Electric Deathbeat – „A Ghost Triangle“ + „The Past Beats Of The Death“

Zusammenfassung

Band: Electric Deathbeat

Album: „A Ghost Triangle“ + „The Past Beats Of The Death“

Datum: 20.02.2024

Label: Sliptrick Records

Genre: Modern Metal / Melodic Death Metal

Land: Finnland

Order: HIER

Cover und Tracklist

01. Acid Feast 

02. Destroy Eden 

03. Cycle Of Loss 

04. Immune 

05. A Gale Inside The Tenth 

06. Non Serviam 

07. Regenerate Babalon 

08. Bodies

09. Sweet Vertigo 

10. Swallow Our Night

11. Concrete Waters 

12. Extinct Indeed

01. Liquid Tranceformation 

02. Under Thy Skin 

03. Lizard Mode Overdose

Das zweite Album von Electric Deathbeat „A Ghost Triangle“, setzt den Weg fort, der mit dem Debütalbum „Dead Echo Paranoia“ im Jahr 2015 begann. Der eigene Sound der Band begann sich zwischen den Jahren zu etablieren und mehr Aggressivität und Geradlinigkeit wurde auf natürliche Weise gefunden. Das Album enthält zwölf vielseitige, eingängige und moderne Melodic Death Metal Songs. Verschiedene Gesangsstile, darunter Clean, Harsh und Growls.

„A Ghost Triangle“ verkörpert eine eindringliche, immersive Klangreise, die die Zuhörer in die Tiefen des menschlichen Geistes eintauchen lässt. Der thematische Kern des Albums befasst sich mit den Themen Depression, Trauer, Hass und den Gefühlen, mit denen leider fast jeder Tag für Tag konfrontiert wird.

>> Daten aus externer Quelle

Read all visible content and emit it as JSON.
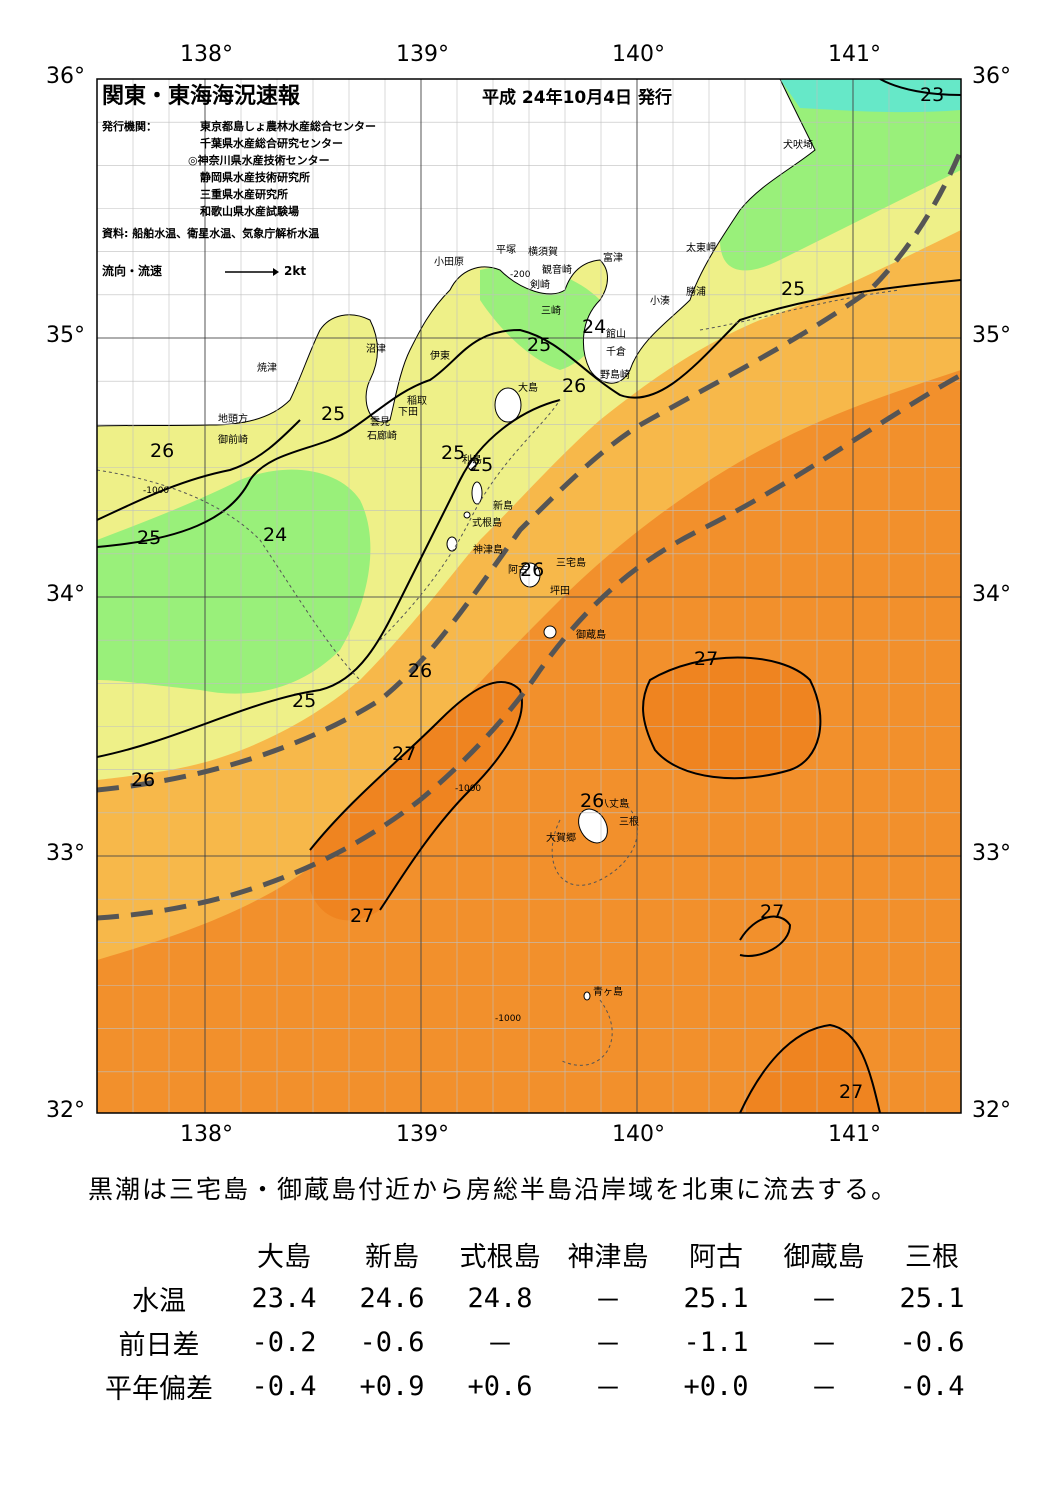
{
  "header": {
    "title": "関東・東海海況速報",
    "date": "平成 24年10月4日 発行",
    "issuer_label": "発行機関：",
    "issuers": [
      "東京都島しょ農林水産総合センター",
      "千葉県水産総合研究センター",
      "◎神奈川県水産技術センター",
      "静岡県水産技術研究所",
      "三重県水産研究所",
      "和歌山県水産試験場"
    ],
    "source": "資料: 船舶水温、衛星水温、気象庁解析水温",
    "flow_label": "流向・流速",
    "flow_scale": "2kt"
  },
  "axes": {
    "lon_ticks": [
      "138°",
      "139°",
      "140°",
      "141°"
    ],
    "lat_ticks": [
      "36°",
      "35°",
      "34°",
      "33°",
      "32°"
    ]
  },
  "places": [
    "犬吠埼",
    "太東岬",
    "勝浦",
    "小湊",
    "館山",
    "千倉",
    "野島崎",
    "富津",
    "観音崎",
    "横須賀",
    "剣崎",
    "三崎",
    "平塚",
    "小田原",
    "沼津",
    "伊東",
    "焼津",
    "稲取",
    "下田",
    "雲見",
    "石廊崎",
    "地頭方",
    "御前崎",
    "大島",
    "利島",
    "新島",
    "式根島",
    "神津島",
    "三宅島",
    "阿古",
    "坪田",
    "御蔵島",
    "八丈島",
    "三根",
    "大賀郷",
    "青ヶ島"
  ],
  "contour_labels": [
    "23",
    "25",
    "24",
    "25",
    "26",
    "25",
    "26",
    "25",
    "25",
    "24",
    "25",
    "26",
    "26",
    "25",
    "26",
    "27",
    "27",
    "26",
    "27",
    "27",
    "27"
  ],
  "depth_labels": [
    "-200",
    "-1000"
  ],
  "legend_colors": {
    "23": "#66e8c8",
    "24": "#99f07a",
    "25": "#eef088",
    "26": "#f7b84a",
    "27": "#f2902c",
    "land": "#ffffff",
    "kuroshio_axis": "#555555"
  },
  "summary": "黒潮は三宅島・御蔵島付近から房総半島沿岸域を北東に流去する。",
  "stats": {
    "columns": [
      "大島",
      "新島",
      "式根島",
      "神津島",
      "阿古",
      "御蔵島",
      "三根"
    ],
    "rows": [
      {
        "label": "水温",
        "values": [
          "23.4",
          "24.6",
          "24.8",
          "－",
          "25.1",
          "－",
          "25.1"
        ]
      },
      {
        "label": "前日差",
        "values": [
          "-0.2",
          "-0.6",
          "－",
          "－",
          "-1.1",
          "－",
          "-0.6"
        ]
      },
      {
        "label": "平年偏差",
        "values": [
          "-0.4",
          "+0.9",
          "+0.6",
          "－",
          "+0.0",
          "－",
          "-0.4"
        ]
      }
    ]
  }
}
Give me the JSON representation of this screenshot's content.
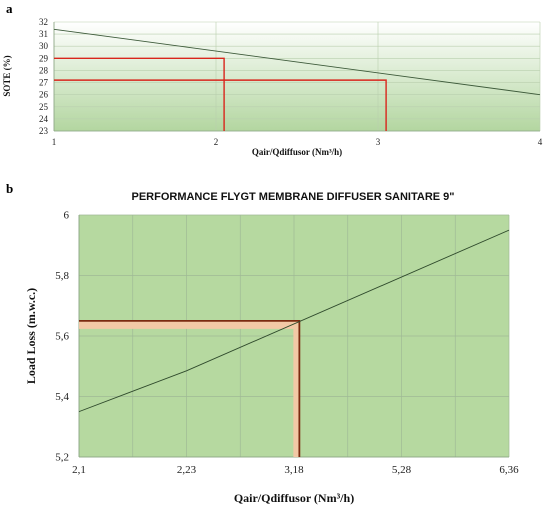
{
  "panel_a": {
    "letter": "a",
    "chart_data": {
      "type": "line",
      "title": "",
      "xlabel": "Qair/Qdiffusor (Nm³/h)",
      "ylabel": "SOTE (%)",
      "xlim": [
        1,
        4
      ],
      "ylim": [
        23,
        32
      ],
      "x_ticks": [
        1,
        2,
        3,
        4
      ],
      "y_ticks": [
        23,
        24,
        25,
        26,
        27,
        28,
        29,
        30,
        31,
        32
      ],
      "x_tick_labels": [
        "1",
        "2",
        "3",
        "4"
      ],
      "y_tick_labels": [
        "23",
        "24",
        "25",
        "26",
        "27",
        "28",
        "29",
        "30",
        "31",
        "32"
      ],
      "grid": true,
      "series": [
        {
          "x": [
            1,
            4
          ],
          "y": [
            31.4,
            26.0
          ],
          "color": "#3d5a3a"
        }
      ],
      "markers": [
        {
          "x": 2.05,
          "y": 29.0,
          "color": "#d9261c"
        },
        {
          "x": 3.05,
          "y": 27.2,
          "color": "#d9261c"
        }
      ],
      "background": {
        "top": "#ffffff",
        "bottom": "#b3d6a0"
      }
    }
  },
  "panel_b": {
    "letter": "b",
    "chart_data": {
      "type": "line",
      "title": "PERFORMANCE FLYGT MEMBRANE DIFFUSER SANITARE 9\"",
      "xlabel": "Qair/Qdiffusor (Nm³/h)",
      "ylabel": "Load Loss (m.w.c.)",
      "xlim": [
        0,
        8
      ],
      "ylim": [
        5.2,
        6.0
      ],
      "x_ticks": [
        0,
        2,
        4,
        6,
        8
      ],
      "x_tick_labels": [
        "2,1",
        "2,23",
        "3,18",
        "5,28",
        "6,36"
      ],
      "y_ticks": [
        5.2,
        5.4,
        5.6,
        5.8,
        6.0
      ],
      "y_tick_labels": [
        "5,2",
        "5,4",
        "5,6",
        "5,8",
        "6"
      ],
      "grid": true,
      "series": [
        {
          "x": [
            0,
            2,
            8
          ],
          "y": [
            5.35,
            5.485,
            5.95
          ],
          "color": "#2f4a2c"
        }
      ],
      "markers": [
        {
          "x": 4.1,
          "y": 5.65,
          "color": "#7a2a10",
          "band_color": "#f2c9a6"
        }
      ],
      "background": "#b6d9a0"
    }
  }
}
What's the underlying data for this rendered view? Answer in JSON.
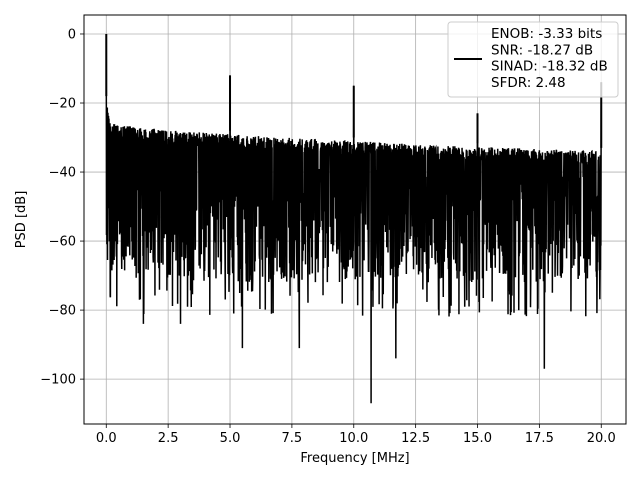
{
  "chart_data": {
    "type": "line",
    "title": "",
    "xlabel": "Frequency [MHz]",
    "ylabel": "PSD [dB]",
    "xlim": [
      -0.9,
      21.0
    ],
    "ylim": [
      -113,
      5.5
    ],
    "xticks": [
      0.0,
      2.5,
      5.0,
      7.5,
      10.0,
      12.5,
      15.0,
      17.5,
      20.0
    ],
    "xtick_labels": [
      "0.0",
      "2.5",
      "5.0",
      "7.5",
      "10.0",
      "12.5",
      "15.0",
      "17.5",
      "20.0"
    ],
    "yticks": [
      0,
      -20,
      -40,
      -60,
      -80,
      -100
    ],
    "ytick_labels": [
      "0",
      "−20",
      "−40",
      "−60",
      "−80",
      "−100"
    ],
    "grid": true,
    "legend_position": "upper-right",
    "legend_lines": [
      "ENOB: -3.33 bits",
      "SNR: -18.27 dB",
      "SINAD: -18.32 dB",
      "SFDR: 2.48"
    ],
    "series": [
      {
        "color": "#000000",
        "x_range": [
          0.0,
          20.0
        ],
        "description_points": {
          "spikes": [
            {
              "x": 0.0,
              "y": 0
            },
            {
              "x": 5.0,
              "y": -12
            },
            {
              "x": 10.0,
              "y": -15
            },
            {
              "x": 15.0,
              "y": -23
            },
            {
              "x": 20.0,
              "y": -14
            }
          ],
          "upper_envelope": [
            {
              "x": 0.0,
              "y": -18
            },
            {
              "x": 0.2,
              "y": -25
            },
            {
              "x": 2.5,
              "y": -27
            },
            {
              "x": 7.5,
              "y": -29
            },
            {
              "x": 12.5,
              "y": -31
            },
            {
              "x": 20.0,
              "y": -33
            }
          ],
          "lower_envelope": [
            {
              "x": 0.0,
              "y": -70
            },
            {
              "x": 1.5,
              "y": -84
            },
            {
              "x": 3.0,
              "y": -84
            },
            {
              "x": 5.5,
              "y": -91
            },
            {
              "x": 7.8,
              "y": -91
            },
            {
              "x": 10.7,
              "y": -107
            },
            {
              "x": 11.7,
              "y": -94
            },
            {
              "x": 17.7,
              "y": -97
            },
            {
              "x": 20.0,
              "y": -83
            }
          ]
        }
      }
    ]
  }
}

Der Opener „Acid Feast“ legt ein unerbittliches Tempo vor und zeigt die Vielseitigkeit der Band in ihrem finnischen Modern Melodic Death Metal. „Destroy Eden“ setzt den intensiven akustischen Angriff fort und erkundet Themen wie Korruption und den Zustand der umgebenden modernen Welt, die in vielerlei Hinsicht nicht viel Hoffnung hat. Die erste Single „Cycle of Loss“ zeigt musikalisch die Mischung aus Aggressivität und Melodie insgesamt mit progressivem Twist. Tracks wie „Immune“ und „A Gale Inside the Tenth“ bewegen sich im Spannungsfeld zwischen Gefühlen wie Trauer, Verzweiflung und dem Untergang der Menschheit.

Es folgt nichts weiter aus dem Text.